Every three years, the Library of Congress has the thankless task of listening to people complain about the Digital Millennium Copyright Act. The DMCA forbade most attempts to bypass the digital locks on things like DVDs, music, and computer software, but it also gave the Library the ability to wave its magical copyright wand and make certain DRM cracks legal for three years at a time.

This time, the Library went (comparatively) nuts, allowing widespread bypassing of the CSS encryption on DVDs, declaring iPhone jailbreaking to be “fair use,” and letting consumers crack their legally purchased e-books in order to have them read aloud by computers.
[...]
The conclusion is sure to irritate Steve Jobs: “On balance, the Register concludes that when one jailbreaks a smartphone in order to make the operating system on that phone interoperable with an independently created application that has not been approved by the maker of the smartphone or the maker of its operating system, the modifications that are made purely for the purpose of such interoperability are fair uses.”
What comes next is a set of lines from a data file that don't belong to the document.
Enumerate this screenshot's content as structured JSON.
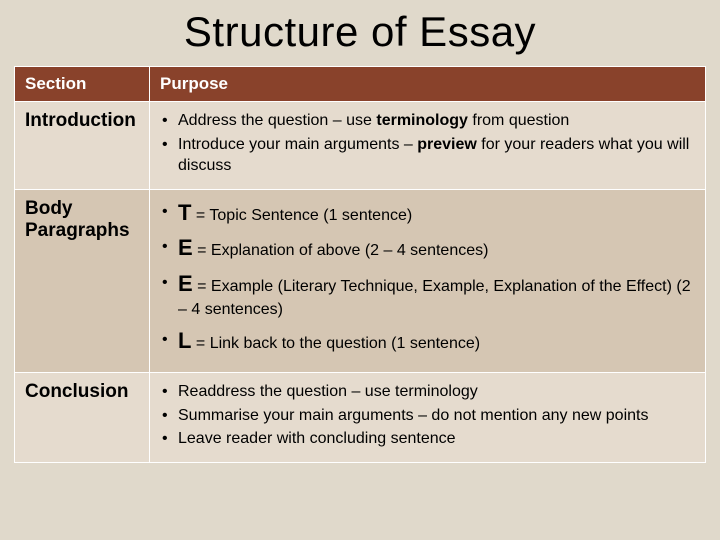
{
  "title": "Structure of Essay",
  "headers": {
    "section": "Section",
    "purpose": "Purpose"
  },
  "rows": {
    "intro": {
      "name": "Introduction",
      "b1_pre": "Address the question – use ",
      "b1_bold": "terminology",
      "b1_post": " from question",
      "b2_pre": "Introduce your main arguments – ",
      "b2_bold": "preview",
      "b2_post": " for your readers what you will discuss"
    },
    "body": {
      "name": "Body Paragraphs",
      "t_letter": "T",
      "t_text": " = Topic Sentence (1 sentence)",
      "e1_letter": "E",
      "e1_text": " = Explanation of above (2 – 4 sentences)",
      "e2_letter": "E",
      "e2_text": " = Example (Literary Technique, Example, Explanation of the Effect) (2 – 4 sentences)",
      "l_letter": "L",
      "l_text": " = Link back to the question (1 sentence)"
    },
    "conclusion": {
      "name": "Conclusion",
      "b1": "Readdress the question – use terminology",
      "b2": "Summarise your main arguments – do not mention any new points",
      "b3": "Leave reader with concluding sentence"
    }
  },
  "colors": {
    "background": "#e0d9cb",
    "header_bg": "#89422b",
    "row_even": "#e5dbce",
    "row_odd": "#d5c6b3",
    "border": "#ffffff"
  }
}
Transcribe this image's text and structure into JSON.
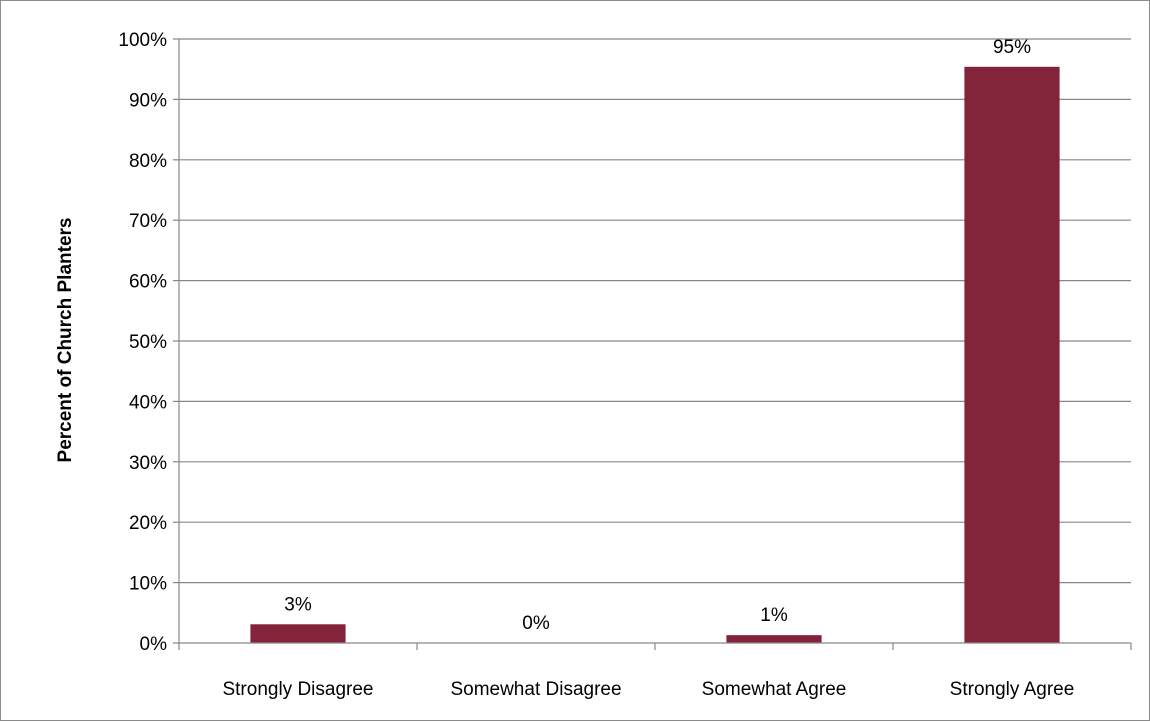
{
  "chart_data": {
    "type": "bar",
    "title": "",
    "xlabel": "",
    "ylabel": "Percent of Church Planters",
    "categories": [
      "Strongly Disagree",
      "Somewhat Disagree",
      "Somewhat Agree",
      "Strongly Agree"
    ],
    "values": [
      3.1,
      0,
      1.3,
      95.4
    ],
    "data_labels": [
      "3%",
      "0%",
      "1%",
      "95%"
    ],
    "ylim": [
      0,
      100
    ],
    "y_ticks": [
      0,
      10,
      20,
      30,
      40,
      50,
      60,
      70,
      80,
      90,
      100
    ],
    "y_tick_labels": [
      "0%",
      "10%",
      "20%",
      "30%",
      "40%",
      "50%",
      "60%",
      "70%",
      "80%",
      "90%",
      "100%"
    ],
    "grid": true,
    "legend": "none",
    "bar_color": "#84243A",
    "grid_color": "#878787"
  }
}
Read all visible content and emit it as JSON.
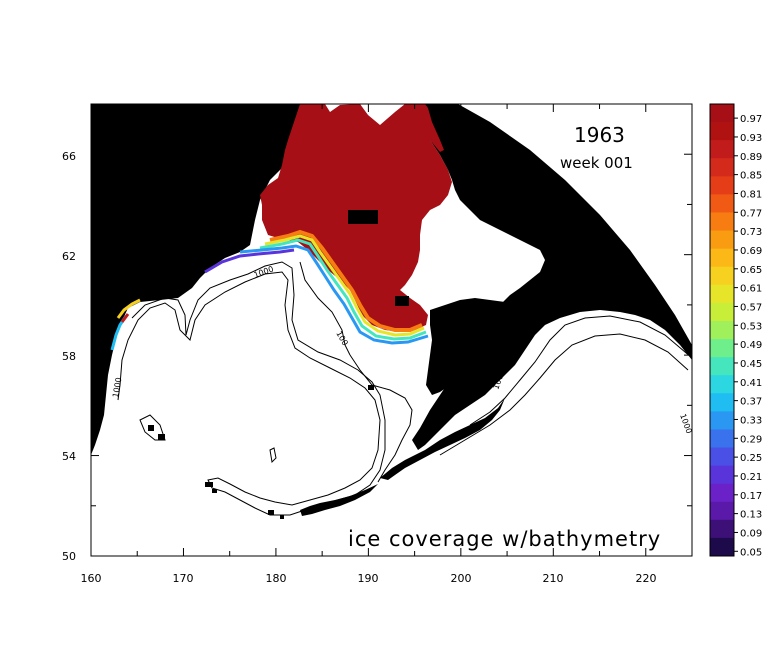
{
  "map": {
    "year": "1963",
    "week_label": "week 001",
    "caption": "ice coverage w/bathymetry",
    "lon_range": [
      160,
      225
    ],
    "lat_range": [
      50,
      68
    ],
    "x_ticks": [
      "160",
      "170",
      "180",
      "190",
      "200",
      "210",
      "220"
    ],
    "y_ticks": [
      "66",
      "62",
      "58",
      "54",
      "50"
    ],
    "contour_labels": [
      "1000",
      "100",
      "1000",
      "100",
      "1000"
    ],
    "colors": {
      "land": "#000000",
      "ocean": "#ffffff",
      "ice_full": "#a50f15",
      "contour": "#000000"
    }
  },
  "colorbar": {
    "labels": [
      "0.97",
      "0.93",
      "0.89",
      "0.85",
      "0.81",
      "0.77",
      "0.73",
      "0.69",
      "0.65",
      "0.61",
      "0.57",
      "0.53",
      "0.49",
      "0.45",
      "0.41",
      "0.37",
      "0.33",
      "0.29",
      "0.25",
      "0.21",
      "0.17",
      "0.13",
      "0.09",
      "0.05"
    ],
    "colors": [
      "#a50f15",
      "#b01212",
      "#c21b1b",
      "#d42a1c",
      "#e43d18",
      "#f05a15",
      "#f77c12",
      "#fa9c12",
      "#fbb817",
      "#f7d11f",
      "#e6e52a",
      "#c9ee3a",
      "#9ff05a",
      "#6fef8c",
      "#45e6bd",
      "#2cd7e2",
      "#1fbdf2",
      "#2a98f2",
      "#3a72ee",
      "#4a4fe6",
      "#5a34db",
      "#6a22c8",
      "#5a19a8",
      "#3d1078",
      "#1c0a4a"
    ]
  }
}
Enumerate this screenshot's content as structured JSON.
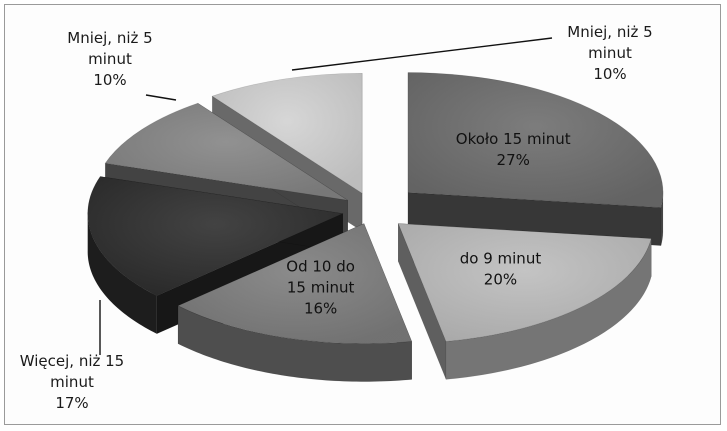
{
  "chart_data": {
    "type": "pie",
    "variant": "3d-exploded",
    "title": "",
    "slices": [
      {
        "label_lines": [
          "Około 15 minut",
          "27%"
        ],
        "value": 27,
        "color": "#6e6e6e",
        "label_position": "inside"
      },
      {
        "label_lines": [
          "do 9 minut",
          "20%"
        ],
        "value": 20,
        "color": "#bdbdbd",
        "label_position": "inside"
      },
      {
        "label_lines": [
          "Od 10 do",
          "15 minut",
          "16%"
        ],
        "value": 16,
        "color": "#7e7e7e",
        "label_position": "inside"
      },
      {
        "label_lines": [
          "Więcej, niż 15",
          "minut",
          "17%"
        ],
        "value": 17,
        "color": "#2e2e2e",
        "label_position": "outside"
      },
      {
        "label_lines": [
          "Mniej, niż 5",
          "minut",
          "10%"
        ],
        "value": 10,
        "color": "#858585",
        "label_position": "outside"
      },
      {
        "label_lines": [
          "Mniej, niż 5",
          "minut",
          "10%"
        ],
        "value": 10,
        "color": "#d2d2d2",
        "label_position": "outside"
      }
    ],
    "legend": "none"
  }
}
Read the article to find out other DRM you can now legally crack/avoid/get around.




  1. The0ne says:

    Apple loves you, don’t worry.

    http://www.cultofmac.com/apples-official-response-to-dmca-jailbreak-exemption-it-voids-your-warranty/52463

    It’s all for YOUR benefit and well being, trust them.

  2. Benjamin says:

    I am more interested in the fact that deCSS is now legal for listening to the DVDs I paid for. Next, I want a way to skip commercials and FBI warnings on DVDs that I paid for. I should immediately get to the menu.

    Also the ebook hacking should allow ebooks to finally be adopted when it doesn’t matter if I have a Nook, a Kindle, a Kobo, a Sony Reader, or an iPad.